Mathematical Details
For a given query
q, the score for all matching spans
s in all text chunks of document
d is calculated as follows:
- textScore(q,d) = lengthNorm(d,text) * tf( sum for s in d: spanScore(q,s) )
where
- lengthNorm(d,text) is a factor that decreases as the amount of text in the document increases, since matches in longer texts are generally less precise. Default implementation: square root of the number of chunks in the document.
- tf(...) is a score factor that helps to equalize the scoring between documents with many matches and those with few matches.
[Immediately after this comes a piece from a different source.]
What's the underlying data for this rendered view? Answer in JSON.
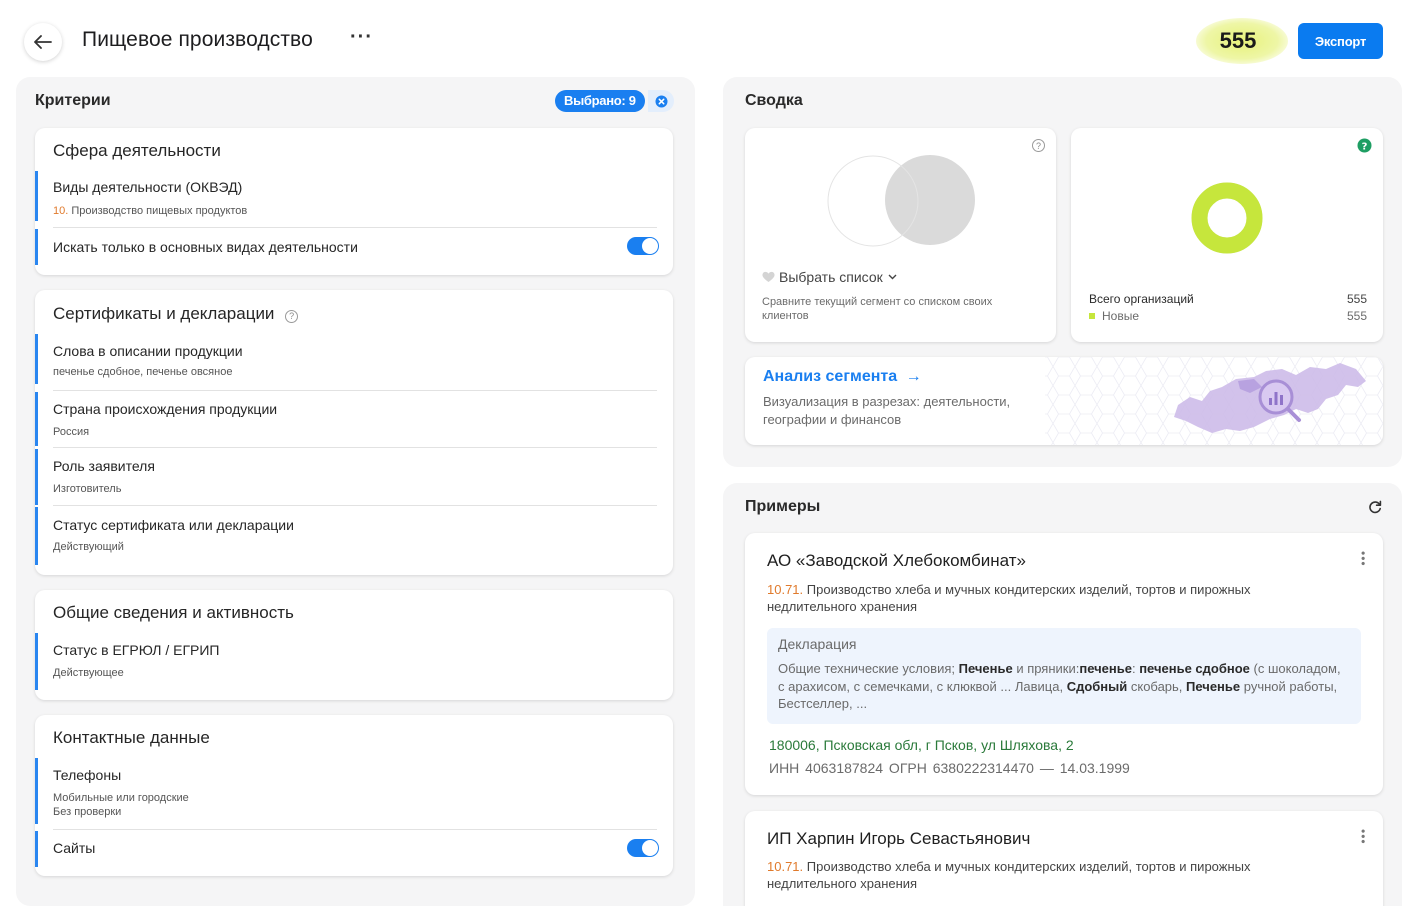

Default implementation: square root of the total score of the matches in d.
Meta-data Hit Scoring
The scores for multiple hits within a single meta-data field are combined in a similar manner to text hits, above.
Plain English
- Fields with more matches will score higher than those with few matches.
- Matches in short fields are ranked higher than those in long fields.
Mathematical Details
For a given query
q, the score for all matching spans
s in field
f of document
d is calculated as follows:
- metaScore(q,d,f) = lengthNorm(d,f) * tf( sum for s in d.f: spanScore(q,s) )
where
- lengthNorm(d,f) is a factor that decreases as the length of the field increases, since matches in longer fields are generally less precise. Default implementation: square root of the number of terms in the field.
- tf(...) is a score factor that helps to equalize the scoring between fields with many matches and those with few matches. Default implementation: square root of the total score of the matches in d.f.
Combined Document Score
The final type of scoring
XTF performs is to combine the scores of all text hits with a document with that document's meta-data scores, to form the final score for that document. Again, the structure of this computation is fixed, but the calculations can be overridden by providing a Java implementation of the
Similarity interface.
Plain English
- A document's score is based on the sum of all the text hits within it, plus its meta-data field scores.
Mathematical Details
For a given query
q consisting of meta-data queries
qmf on fields
f, and a text query
qt, the score for a specific document
d is as follows:
- docScore(q,d) = textScore(qt,d) + (sum for f in d: metaScore(qmf,d,f))
where
metaScore and
textScore are computed as outlined in the previous two sections.